Düşük büyümeye karşı nasıl bir ekonomi politikası yanıtı?

Fatih ÖZATAY
Fatih ÖZATAY EKONOMİDE UFUK TURU [email protected]

 

 

Yılın üçüncü çeyreğinin son ayının ortasına gelmek üzereyiz. Yılın ikinci çeyreğinde yüzde 2.9 oranında büyüdüğümüzü yeni öğrendik. Bu oran yılın ilk çeyreğindeki yüzde 3.3'lük orandan düşük. Üçüncü çeyrek büyümemizin de düşük olacağına ilişkin ilk sinyallerin gelmesiyle politika alternatifleri tartışılmaya başlandı. Bunlar neler olabilir?

Önce ikinci çeyrek büyümesine ilişkin dikkatimi çeken birkaç noktanın altını çizeyim. Birincisi, 2012'nin ilk yarısında yakaladığımız yüzde 3.1'lik büyüme oranı, yüzde 4.5-5 aralığında olan potansiyelimizin oldukça altında. İkincisi, özel kesimin yatırım harcamalarında ikinci çeyrekte azalma var; bir yıl öncesine kıyasla yüzde 7.9. Yüksek bir oran. Yılın ilk yarısı olarak bakıldığında da aynı olumsuz durum geçerli: 2011'in ilk yarısına kıyasla yüzde 3.5 oranında daha az yatırım yapmış özel kesim. Şaşırtıcı değil; bir süredir işadamlarına yönelik yapılan anketler ekonomiye duyulan güvende erozyona işarete ediyorlardı. Üçüncüsü, yılın ikinci çeyreğinde özel kesim tüketim harcamaları da bir yıl öncesine kıyasla azaldı. Özel tüketim harcamalarında azalmanın, yatırım harcamalarındaki azalmadan daha seyrek gözlendiğinin altını çizmek gerekiyor. Dördüncüsü, ikinci çeyrekte ekonomimizin küçülmemesinin tek nedeni, ithalata kıyasla ihracattaki önemli artış. Net dış talebin büyümeye katkısı 5.7 puan oldu; oldukça yüksek. Ancak, bu katkıya külçe altın ihracat ve ithalatının etkisini hariç tutarak bakmakta yarar var.

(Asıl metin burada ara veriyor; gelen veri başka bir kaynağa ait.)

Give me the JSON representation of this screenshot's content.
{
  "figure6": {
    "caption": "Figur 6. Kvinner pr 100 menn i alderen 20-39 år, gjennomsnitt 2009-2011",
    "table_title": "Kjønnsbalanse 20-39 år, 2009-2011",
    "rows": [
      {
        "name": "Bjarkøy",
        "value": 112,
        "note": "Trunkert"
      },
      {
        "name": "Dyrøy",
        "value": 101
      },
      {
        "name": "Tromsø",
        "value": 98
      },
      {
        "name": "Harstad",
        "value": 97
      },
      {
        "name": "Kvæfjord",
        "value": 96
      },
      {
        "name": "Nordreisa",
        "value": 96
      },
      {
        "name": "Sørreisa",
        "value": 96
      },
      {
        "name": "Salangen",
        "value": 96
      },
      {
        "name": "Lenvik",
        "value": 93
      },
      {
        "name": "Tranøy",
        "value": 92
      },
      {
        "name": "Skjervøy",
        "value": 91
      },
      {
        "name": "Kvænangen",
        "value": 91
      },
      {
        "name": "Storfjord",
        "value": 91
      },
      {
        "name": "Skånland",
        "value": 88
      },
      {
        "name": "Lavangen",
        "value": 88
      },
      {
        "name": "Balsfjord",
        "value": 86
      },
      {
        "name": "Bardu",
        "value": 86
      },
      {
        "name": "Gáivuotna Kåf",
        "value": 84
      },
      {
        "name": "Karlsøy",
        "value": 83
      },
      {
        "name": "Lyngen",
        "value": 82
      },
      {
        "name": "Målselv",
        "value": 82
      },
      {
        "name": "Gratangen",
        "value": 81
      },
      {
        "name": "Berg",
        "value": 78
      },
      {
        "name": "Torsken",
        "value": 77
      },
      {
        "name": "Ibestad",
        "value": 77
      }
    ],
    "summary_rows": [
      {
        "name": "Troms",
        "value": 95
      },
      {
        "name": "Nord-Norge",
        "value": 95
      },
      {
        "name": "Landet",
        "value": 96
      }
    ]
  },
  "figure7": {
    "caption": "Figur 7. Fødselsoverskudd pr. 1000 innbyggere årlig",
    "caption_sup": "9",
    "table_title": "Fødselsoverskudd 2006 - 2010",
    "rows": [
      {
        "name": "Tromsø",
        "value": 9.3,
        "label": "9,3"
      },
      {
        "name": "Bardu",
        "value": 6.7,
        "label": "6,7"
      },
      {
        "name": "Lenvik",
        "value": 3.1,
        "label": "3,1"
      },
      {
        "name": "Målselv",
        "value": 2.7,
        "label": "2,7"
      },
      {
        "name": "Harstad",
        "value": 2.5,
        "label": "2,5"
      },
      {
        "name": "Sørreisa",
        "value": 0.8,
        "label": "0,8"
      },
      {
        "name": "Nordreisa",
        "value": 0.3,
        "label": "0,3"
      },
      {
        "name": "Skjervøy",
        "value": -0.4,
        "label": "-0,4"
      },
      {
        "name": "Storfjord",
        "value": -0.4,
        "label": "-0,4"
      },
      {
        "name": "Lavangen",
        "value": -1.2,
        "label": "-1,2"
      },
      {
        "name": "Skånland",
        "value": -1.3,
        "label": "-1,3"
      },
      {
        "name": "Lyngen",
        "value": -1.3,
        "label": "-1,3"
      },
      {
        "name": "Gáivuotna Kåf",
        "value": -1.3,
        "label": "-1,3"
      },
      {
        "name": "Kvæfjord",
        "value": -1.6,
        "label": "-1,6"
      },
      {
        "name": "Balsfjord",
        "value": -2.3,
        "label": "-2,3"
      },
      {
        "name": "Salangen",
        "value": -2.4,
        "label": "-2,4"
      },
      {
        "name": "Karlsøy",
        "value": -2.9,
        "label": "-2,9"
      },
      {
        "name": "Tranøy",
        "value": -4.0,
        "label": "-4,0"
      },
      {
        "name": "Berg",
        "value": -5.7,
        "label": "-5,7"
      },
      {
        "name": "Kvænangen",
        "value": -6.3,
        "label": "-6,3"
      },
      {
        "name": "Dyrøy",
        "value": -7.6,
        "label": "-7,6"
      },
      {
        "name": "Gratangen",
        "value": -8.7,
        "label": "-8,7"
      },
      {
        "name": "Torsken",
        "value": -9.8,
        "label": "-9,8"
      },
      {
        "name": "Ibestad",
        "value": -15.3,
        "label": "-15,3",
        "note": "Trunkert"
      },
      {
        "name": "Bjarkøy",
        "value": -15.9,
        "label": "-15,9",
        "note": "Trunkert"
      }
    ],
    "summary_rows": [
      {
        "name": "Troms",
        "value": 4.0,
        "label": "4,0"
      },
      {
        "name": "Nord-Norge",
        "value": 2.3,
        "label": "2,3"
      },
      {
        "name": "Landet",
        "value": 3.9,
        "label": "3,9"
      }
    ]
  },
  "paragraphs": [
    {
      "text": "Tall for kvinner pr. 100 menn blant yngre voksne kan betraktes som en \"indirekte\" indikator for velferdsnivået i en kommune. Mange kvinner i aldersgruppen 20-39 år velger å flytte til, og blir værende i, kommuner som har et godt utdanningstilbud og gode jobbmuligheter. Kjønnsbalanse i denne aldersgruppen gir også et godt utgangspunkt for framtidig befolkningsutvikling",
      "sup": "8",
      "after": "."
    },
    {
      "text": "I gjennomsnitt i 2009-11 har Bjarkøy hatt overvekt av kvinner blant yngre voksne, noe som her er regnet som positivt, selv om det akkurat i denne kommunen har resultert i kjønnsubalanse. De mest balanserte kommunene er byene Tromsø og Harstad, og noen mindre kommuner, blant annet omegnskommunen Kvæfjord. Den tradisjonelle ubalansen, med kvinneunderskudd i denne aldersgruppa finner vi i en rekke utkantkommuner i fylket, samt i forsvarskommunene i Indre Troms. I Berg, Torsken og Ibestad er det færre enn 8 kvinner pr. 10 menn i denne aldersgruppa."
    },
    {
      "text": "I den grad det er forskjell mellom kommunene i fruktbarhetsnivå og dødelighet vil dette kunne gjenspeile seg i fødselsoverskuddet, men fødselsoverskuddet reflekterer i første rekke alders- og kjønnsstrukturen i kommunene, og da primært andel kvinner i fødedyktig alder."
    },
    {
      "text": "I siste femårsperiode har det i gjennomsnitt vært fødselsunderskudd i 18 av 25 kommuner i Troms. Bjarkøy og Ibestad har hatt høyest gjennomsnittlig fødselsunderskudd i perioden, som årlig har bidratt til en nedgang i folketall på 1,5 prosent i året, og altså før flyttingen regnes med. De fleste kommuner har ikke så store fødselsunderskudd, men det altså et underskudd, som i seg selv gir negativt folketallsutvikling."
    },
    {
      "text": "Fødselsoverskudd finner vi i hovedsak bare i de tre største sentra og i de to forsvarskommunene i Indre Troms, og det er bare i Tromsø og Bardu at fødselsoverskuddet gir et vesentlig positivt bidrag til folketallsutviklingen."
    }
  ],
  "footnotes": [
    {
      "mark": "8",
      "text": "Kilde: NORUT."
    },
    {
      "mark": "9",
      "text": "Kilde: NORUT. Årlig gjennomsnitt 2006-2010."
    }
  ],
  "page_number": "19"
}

Potansiyelimizin oldukça altında kalan büyüme performansımız beraberinde büyümeyi hızlandırıcı ekonomi politikası tartışmalarını da getirdi. İlk dile getirilen yine para politikasında gevşeme isteği oldu. Burada atlanan önemli bir nokta var. Para politikası temmuz ayının sonlarından bu yana gevşiyor. Merkez Bankası'nın (MB) gerçek politika faizi olan 'bankaları ortalama fonlama maliyeti' yılın ilk yedi ayında ortalama yüzde 8.6 oldu. Oysa ağustos ayının başından bu yana ortalama fonlama maliyeti yüzde 6.7'ye düştü. Eylül ayının ilk haftasında ise 6.3 dolaylarındaydı. Pazartesi günü yüzde 6.2 oldu.

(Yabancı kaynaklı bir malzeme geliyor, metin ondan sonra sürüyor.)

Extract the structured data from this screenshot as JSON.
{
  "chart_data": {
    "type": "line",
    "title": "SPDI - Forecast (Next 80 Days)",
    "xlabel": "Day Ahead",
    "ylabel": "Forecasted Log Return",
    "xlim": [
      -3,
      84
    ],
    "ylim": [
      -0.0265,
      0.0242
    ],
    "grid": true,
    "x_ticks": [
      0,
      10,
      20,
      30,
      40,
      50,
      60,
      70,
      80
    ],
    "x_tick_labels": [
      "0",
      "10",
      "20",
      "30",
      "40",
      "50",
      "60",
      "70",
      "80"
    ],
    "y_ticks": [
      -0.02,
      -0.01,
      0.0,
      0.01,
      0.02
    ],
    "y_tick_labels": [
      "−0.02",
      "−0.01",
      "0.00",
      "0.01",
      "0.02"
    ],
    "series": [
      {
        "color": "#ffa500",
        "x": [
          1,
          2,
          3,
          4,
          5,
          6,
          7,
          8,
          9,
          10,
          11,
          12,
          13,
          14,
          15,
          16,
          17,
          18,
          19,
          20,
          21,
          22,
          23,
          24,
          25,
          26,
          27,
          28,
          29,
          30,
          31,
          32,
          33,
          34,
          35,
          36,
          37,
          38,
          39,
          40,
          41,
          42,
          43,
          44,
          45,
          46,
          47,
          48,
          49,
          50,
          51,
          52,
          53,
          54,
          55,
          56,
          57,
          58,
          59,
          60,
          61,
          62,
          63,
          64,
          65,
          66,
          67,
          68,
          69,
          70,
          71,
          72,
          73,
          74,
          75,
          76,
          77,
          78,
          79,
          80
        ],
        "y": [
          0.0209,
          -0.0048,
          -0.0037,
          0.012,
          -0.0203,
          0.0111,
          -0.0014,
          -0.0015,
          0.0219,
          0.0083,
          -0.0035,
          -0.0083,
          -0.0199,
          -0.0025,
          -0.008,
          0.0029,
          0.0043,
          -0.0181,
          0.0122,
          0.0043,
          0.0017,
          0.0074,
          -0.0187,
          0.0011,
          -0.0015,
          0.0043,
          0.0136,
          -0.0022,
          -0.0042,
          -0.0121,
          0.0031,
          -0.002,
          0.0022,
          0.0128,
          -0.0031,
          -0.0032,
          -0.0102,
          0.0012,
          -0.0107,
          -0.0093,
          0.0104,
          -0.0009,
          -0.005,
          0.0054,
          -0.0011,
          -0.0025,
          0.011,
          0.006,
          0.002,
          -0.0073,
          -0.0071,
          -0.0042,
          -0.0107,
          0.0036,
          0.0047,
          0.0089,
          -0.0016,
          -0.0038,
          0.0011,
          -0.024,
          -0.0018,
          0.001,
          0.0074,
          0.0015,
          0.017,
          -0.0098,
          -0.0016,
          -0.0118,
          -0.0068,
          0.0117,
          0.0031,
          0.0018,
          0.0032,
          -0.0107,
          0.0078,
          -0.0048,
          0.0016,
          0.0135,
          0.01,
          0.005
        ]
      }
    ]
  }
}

Kısacası, MB zaten politika faizini önemli ölçüde düşürdü. Burada elbette akla hemen şu soru gelebilir: "Politika faizinin oynayabileceği aralığı faiz koridoru belirliyor. Koridorun üst sınırı ise yüzde 11.5. Bu durumda, politika faizi her an yüzde 11.5'e ya da biraz altına çıkabilir. Bu bankalar açısından bir belirsizlik. Öyleyse bankalar kredi maliyetlerini bu olasılığı da dikkate alarak yüksek tutarlar mı?" Haklı bir soru. Ancak, hem enflasyonun (son ay hariç) MB'nin istediği doğrultuya yakın gitmesi hem de büyümenin öngörülenin altına düşmesi, politika faizinde ani bir artış olasılığını azaltıyor.

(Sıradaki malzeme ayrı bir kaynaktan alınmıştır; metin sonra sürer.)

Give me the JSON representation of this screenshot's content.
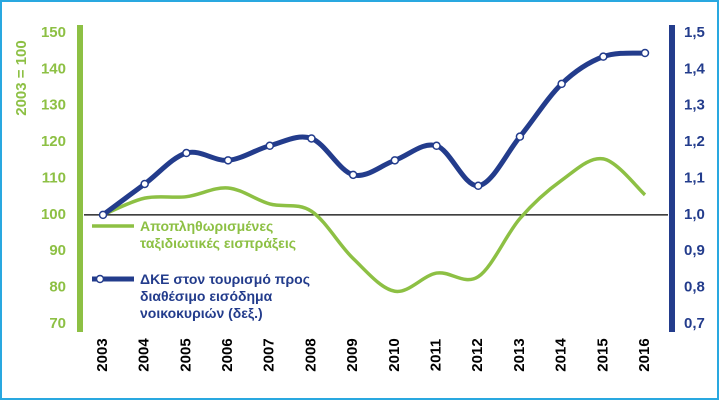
{
  "chart_data": {
    "type": "line",
    "y_label": "2003 = 100",
    "categories": [
      "2003",
      "2004",
      "2005",
      "2006",
      "2007",
      "2008",
      "2009",
      "2010",
      "2011",
      "2012",
      "2013",
      "2014",
      "2015",
      "2016"
    ],
    "series": [
      {
        "name": "Αποπληθωρισμένες ταξιδιωτικές εισπράξεις",
        "color": "#8dc044",
        "values": [
          100,
          104.6,
          105,
          107.4,
          103,
          101,
          88,
          79,
          84,
          83,
          99,
          109.5,
          115.4,
          105.5
        ]
      },
      {
        "name": "ΔΚΕ στον τουρισμό προς διαθέσιμο εισόδημα νοικοκυριών (δεξ.)",
        "color": "#233c8c",
        "axis": "y2",
        "markers": true,
        "values": [
          1.0,
          1.085,
          1.17,
          1.15,
          1.19,
          1.21,
          1.11,
          1.15,
          1.19,
          1.08,
          1.215,
          1.36,
          1.435,
          1.445
        ]
      }
    ],
    "ylim": [
      70,
      150
    ],
    "yticks": [
      70,
      80,
      90,
      100,
      110,
      120,
      130,
      140,
      150
    ],
    "y2lim": [
      0.7,
      1.5
    ],
    "y2ticks": [
      {
        "value": 0.7,
        "label": "0,7"
      },
      {
        "value": 0.8,
        "label": "0,8"
      },
      {
        "value": 0.9,
        "label": "0,9"
      },
      {
        "value": 1.0,
        "label": "1,0"
      },
      {
        "value": 1.1,
        "label": "1,1"
      },
      {
        "value": 1.2,
        "label": "1,2"
      },
      {
        "value": 1.3,
        "label": "1,3"
      },
      {
        "value": 1.4,
        "label": "1,4"
      },
      {
        "value": 1.5,
        "label": "1,5"
      }
    ],
    "hline": 100,
    "axis_color": "#233c8c",
    "y_color": "#8dc044"
  }
}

Geriye sadece Avrupa nedeniyle uluslararası finansal piyasaların karışması nedeniyle oluşacak kurda ani bir sıçramaya karşı, MB'nin politika faizini aniden yükseltmesi olasılığı kalıyor. Avrupa Merkez Bankası'nın tahvil alımı kararı bu olasılığı azalttı. Siz bu yazıyı okuduğunuz sıralarda açıklanacak Almanya Anayasa Mahkemesi kararı da olumlu yönde olursa, yani mahkeme kalıcı Avrupa istikrar mekanizmasının (ESM) kuruluşuna izin veren yasayı iptal etmezse, söz konusu olasılık iyice azalacak. Geriye İspanya'nın ve İtalya'nın ama özellikle İspanya'nın bu fona başvurup vurmayacaklarına ilişkin belirsizlik kalacak.

Elbette finansal piyasalar açısından başka belirsizlikler de var: Mesela Avrupa'da tek elden finansal sistemin düzenlenmesi ve denetlenmesi yolunda nasıl adımlar atılacak? İtalya'da gelecek yıl yapılacak seçimlerin sonucu ne olacak? ABD'de borçlanma sınırı tartışması yeniden gündeme gelecek. Bu sınır yükseltilebilecek mi? Ama Almanya Anayasa Mahkemesi'nin kararının olumlu çıkması ve ardından sorunlu ülkelerin fona başvurmalarının da gerçekleşmesiyle, MB'nin politika faizini aniden yükseltme olasılığı pek kalmayacak. Bu durumda, bir süredir önemli ölçüde düşen politika faizinin kredi faizlerine de yansıması beklenir.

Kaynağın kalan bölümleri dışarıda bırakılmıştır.